To some of you that probably seems really old. To others it may seem still young. As they say; it’s all relative.
I like to think 40 is still young, but I know enough about actuary tables to know the ride is downhill from here. I’m okay with that. I count my blessings daily, including two children for which I am trying to leave a good legacy.
Still, the marking of another decade’s worth of trips around the sun warrants some reflection – on life, on health and on money.
Over these last 40 years I have managed to live without many regrets. However, one that still sticks out is my handling of money.
Dreams Never Die, They Change
While it is true the goalposts have shifted over the years with respect to financial goals, there have been many times I didn’t even make it inside the stadium!
I distinctly remember turning 16 years-old and dreaming about my first car. What would it be?
In my mind it would be a Ford Mustang; no make that a truck. A brand new shiny Silverado.
In reality it was a 12 year-old Buick Century which had belonged to my grandmother. Talk about sex appeal!
While grateful for the wheels, the teenager inside of me wasn’t thrilled with the idea of driving a “mom car,” much less a “grandma car.” I made the best of it.
Now I drive a 20 year-old truck. Big deal.
The College Phase, Or More Accurately, The Student Loan Phase
I distinctly remember moving into my dorm at college. I had not yet even turned 18.
It was the first time I saw my grandfather cry. He knew this marked the beginning of a new adventure for me, but it also marked the end of many of our traditions.
I was a decent student, but qualified for no scholarships. My mom was a single mom and struggled financially, but I never did without.
We had discussed financing school and realized I would have to take on some student loan debt after the first semester while she helped with living expenses.
I left school at the beginning of my junior year with just under $20,000 in student loans and no degree. I worked for a while to pay for the minimum payments on the student loan debt and eventually returned to a local college to finish my degree.
Marriage and Debt
Not all of my college takeaways were bad; I met my wife there. We married soon after I came home, which was another reason to find a stable job with health insurance.
I started an entry level job and we lived with my grandfather for a while until finances sorted out.
My wife and I used to drive through the expensive neighborhoods and look at beautiful homes and dream about owning our own home. The real estate sign at the front of the neighborhood, “Hidden Lake: From the $200’s.”
$200k dollars?! It might as well have read “$1 million.” Who could afford a $200k home?
We were newlyweds and young and dumb with money. We enjoyed eating out, and I compensated for a crappy job and living with my grandfather by trying to spoil my bride.
What I should have been doing was piling up money for a down payment on our house, not burning through it every chance I got.

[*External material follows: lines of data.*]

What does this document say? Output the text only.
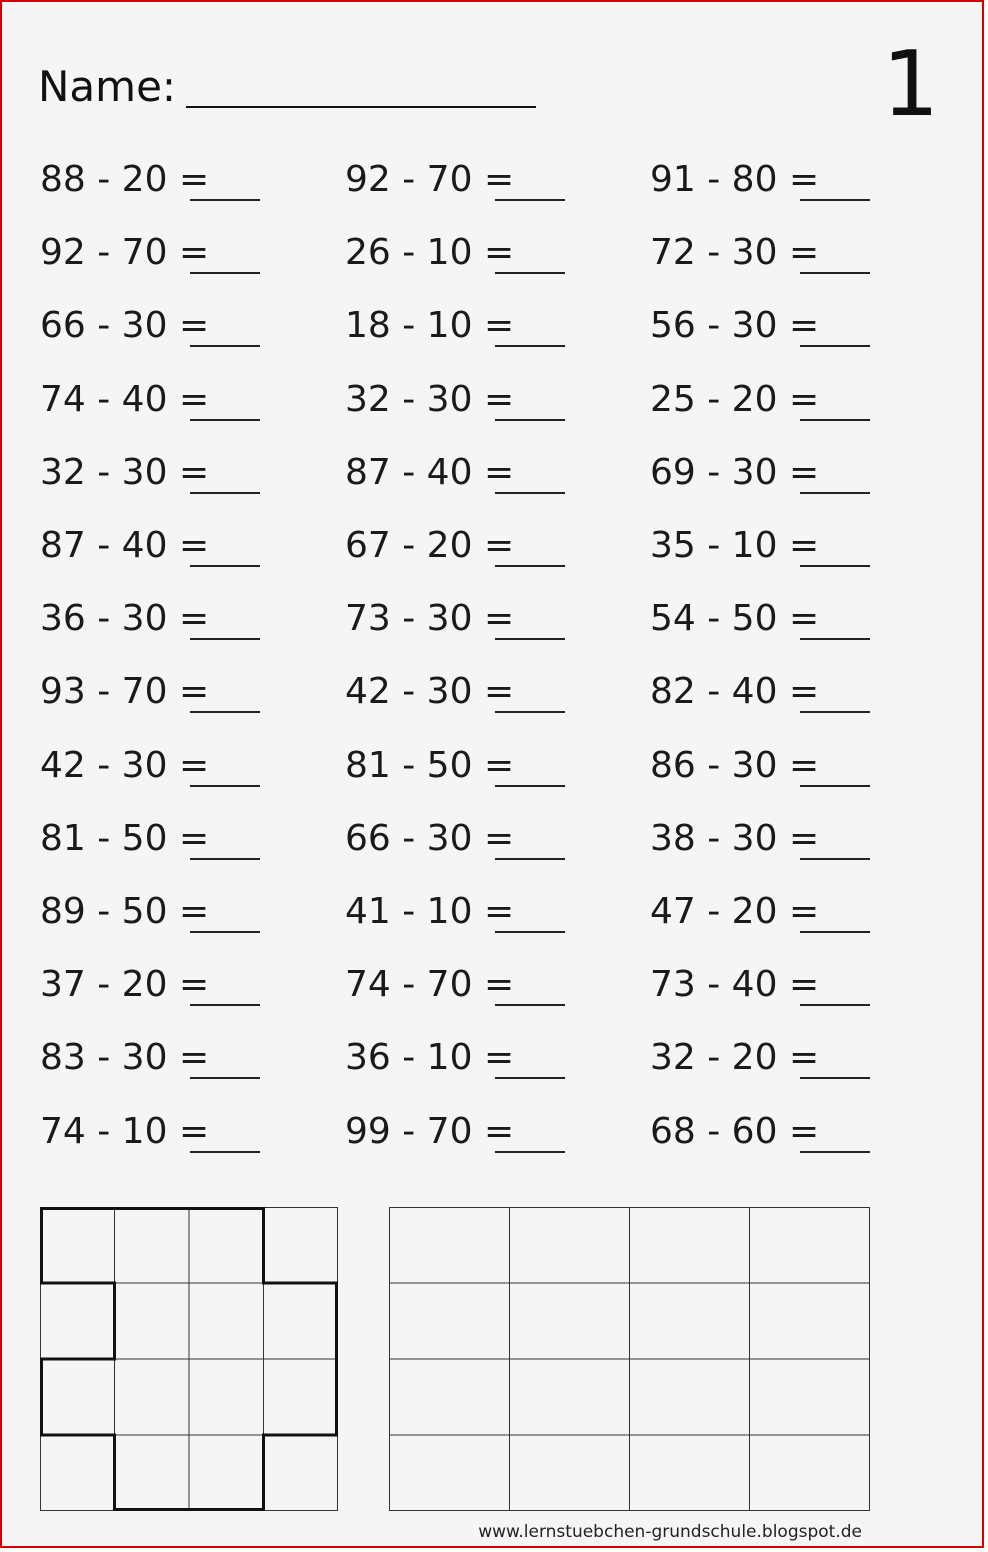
Name:	1
88 - 20 =
92 - 70 =
66 - 30 =
74 - 40 =
32 - 30 =
87 - 40 =
36 - 30 =
93 - 70 =
42 - 30 =
81 - 50 =
89 - 50 =
37 - 20 =
83 - 30 =
74 - 10 =
92 - 70 =
26 - 10 =
18 - 10 =
32 - 30 =
87 - 40 =
67 - 20 =
73 - 30 =
42 - 30 =
81 - 50 =
66 - 30 =
41 - 10 =
74 - 70 =
36 - 10 =
99 - 70 =
91 - 80 =
72 - 30 =
56 - 30 =
25 - 20 =
69 - 30 =
35 - 10 =
54 - 50 =
82 - 40 =
86 - 30 =
38 - 30 =
47 - 20 =
73 - 40 =
32 - 20 =
68 - 60 =
www.lernstuebchen-grundschule.blogspot.de
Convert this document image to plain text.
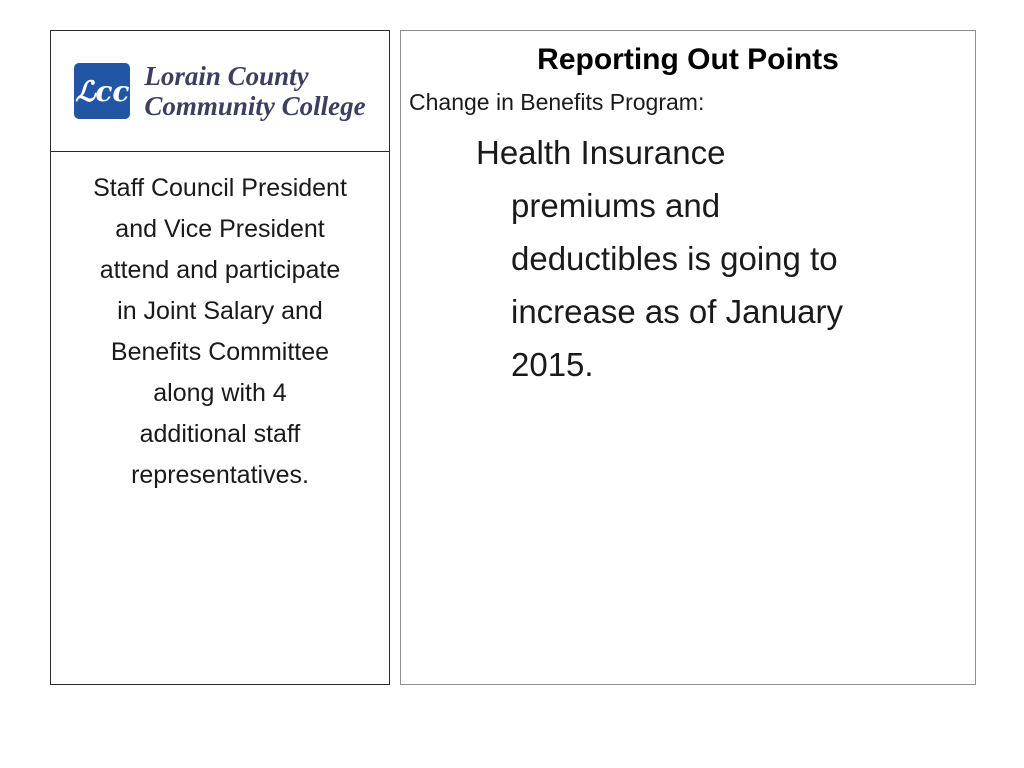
ℒcc Lorain County
Community College
Staff Council President
and Vice President
attend and participate
in Joint Salary and
Benefits Committee
along with 4
additional staff
representatives.
Reporting Out Points
Change in Benefits Program:
Health Insurance
premiums and
deductibles is going to
increase as of January
2015.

I remember telling my wife, “If I could just earn $50k a year; we’d be set.” Funny how income and $200k homes appear to young people.
We accumulated credit card debt, to go along with our student loan debt and credit card debt from college. This is not what Dave Ramsey meant by the debt snowball.

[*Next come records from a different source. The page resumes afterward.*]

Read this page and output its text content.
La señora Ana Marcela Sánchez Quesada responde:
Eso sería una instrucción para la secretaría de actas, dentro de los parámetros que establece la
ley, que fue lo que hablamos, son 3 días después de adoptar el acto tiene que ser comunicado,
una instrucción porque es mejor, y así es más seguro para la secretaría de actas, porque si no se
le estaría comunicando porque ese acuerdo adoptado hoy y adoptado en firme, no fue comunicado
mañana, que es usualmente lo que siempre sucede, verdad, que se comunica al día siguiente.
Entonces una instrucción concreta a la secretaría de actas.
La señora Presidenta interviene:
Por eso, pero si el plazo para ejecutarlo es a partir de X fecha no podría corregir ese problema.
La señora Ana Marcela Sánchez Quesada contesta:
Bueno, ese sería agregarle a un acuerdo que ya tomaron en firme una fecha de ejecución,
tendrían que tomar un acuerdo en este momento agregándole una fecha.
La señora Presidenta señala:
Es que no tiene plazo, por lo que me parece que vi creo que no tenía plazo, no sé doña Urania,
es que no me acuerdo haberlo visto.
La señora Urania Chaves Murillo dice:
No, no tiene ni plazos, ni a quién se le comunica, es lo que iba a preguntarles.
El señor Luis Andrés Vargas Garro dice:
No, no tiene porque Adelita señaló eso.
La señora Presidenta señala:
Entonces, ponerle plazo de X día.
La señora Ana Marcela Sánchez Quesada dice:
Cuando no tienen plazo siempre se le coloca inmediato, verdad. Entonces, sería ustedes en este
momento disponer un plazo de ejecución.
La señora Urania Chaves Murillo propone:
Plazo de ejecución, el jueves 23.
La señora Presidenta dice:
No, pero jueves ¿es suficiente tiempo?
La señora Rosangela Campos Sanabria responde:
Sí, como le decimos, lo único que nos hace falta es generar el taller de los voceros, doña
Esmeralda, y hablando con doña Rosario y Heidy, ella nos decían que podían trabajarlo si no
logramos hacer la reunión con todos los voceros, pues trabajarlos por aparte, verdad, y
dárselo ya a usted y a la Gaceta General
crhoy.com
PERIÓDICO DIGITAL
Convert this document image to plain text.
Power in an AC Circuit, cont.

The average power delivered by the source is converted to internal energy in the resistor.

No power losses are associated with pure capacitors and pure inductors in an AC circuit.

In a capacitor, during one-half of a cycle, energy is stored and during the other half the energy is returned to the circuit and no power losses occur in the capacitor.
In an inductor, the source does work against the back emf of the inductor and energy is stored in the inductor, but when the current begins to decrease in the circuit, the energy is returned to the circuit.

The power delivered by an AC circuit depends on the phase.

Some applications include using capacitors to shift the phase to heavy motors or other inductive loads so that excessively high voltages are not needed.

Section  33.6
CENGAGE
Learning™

My thirties were mostly a sad decade. I lost my mom at 54 years-young and then my grandfather, and father figure, a year later. Those losses had a profound effect on my life.
I was a single child, raised by a single mom. I had no aunts or uncles, brothers or sisters, or even cousins growing up. Now I had no family. I felt alone.

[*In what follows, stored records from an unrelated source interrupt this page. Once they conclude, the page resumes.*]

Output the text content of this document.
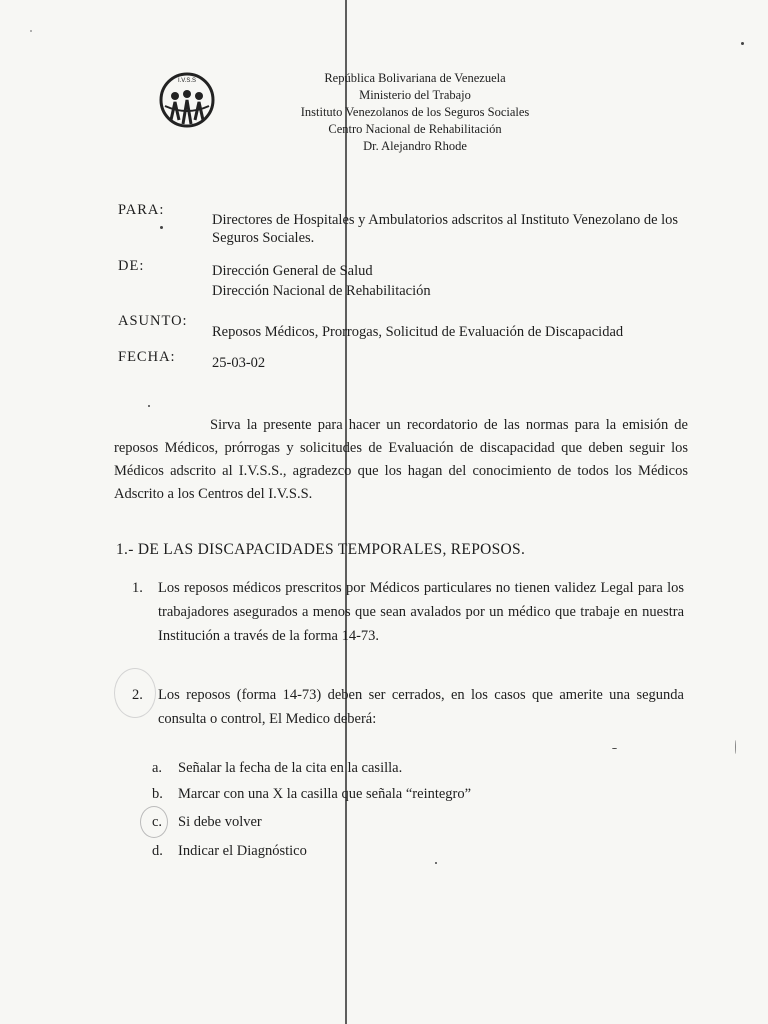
I.V.S.S	República Bolivariana de Venezuela
Ministerio del Trabajo
Instituto Venezolanos de los Seguros Sociales
Centro Nacional de Rehabilitación
Dr. Alejandro Rhode
PARA:
Directores de Hospitales y Ambulatorios adscritos al Instituto Venezolano de los Seguros Sociales.
DE:	Dirección General de Salud
Dirección Nacional de Rehabilitación
ASUNTO:
Reposos Médicos, Prorrogas, Solicitud de Evaluación de Discapacidad
FECHA:	25-03-02
Sirva la presente para hacer un recordatorio de las normas para la emisión de reposos Médicos, prórrogas y solicitudes de Evaluación de discapacidad que deben seguir los Médicos adscrito al I.V.S.S., agradezco que los hagan del conocimiento de todos los Médicos Adscrito a los Centros del I.V.S.S.
1.- DE LAS DISCAPACIDADES TEMPORALES, REPOSOS.
1. Los reposos médicos prescritos por Médicos particulares no tienen validez Legal para los trabajadores asegurados a menos que sean avalados por un médico que trabaje en nuestra Institución a través de la forma 14-73.
2. Los reposos (forma 14-73) deben ser cerrados, en los casos que amerite una segunda consulta o control, El Medico deberá:
a. Señalar la fecha de la cita en la casilla.
b. Marcar con una X la casilla que señala “reintegro”
c. Si debe volver
d. Indicar el Diagnóstico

My wife and children really kept me going through this phase. Without them I would have crumbled.
The last couple of years have been happier, and I’m finally beginning to deal with financial issues I was happy to ignore a year or two ago.
The Big 4-0
Turning 40 forces one to reflect on their past and their future. I don’t want to have the same financial regrets at 50, so I’m dedicating this decade to turning things around, financially.
Before the Big 5-0 we hope to:
- Have our house paid off; zero mortgage debt
- Put a couple kids through college, debt free
- Purchase an investment rental property or two
- Have zero debts and a one-year emergency fund in cash
These goals will be competing for the same dollars, so we will have to be diligent with our budget and find side hustles to boost our income.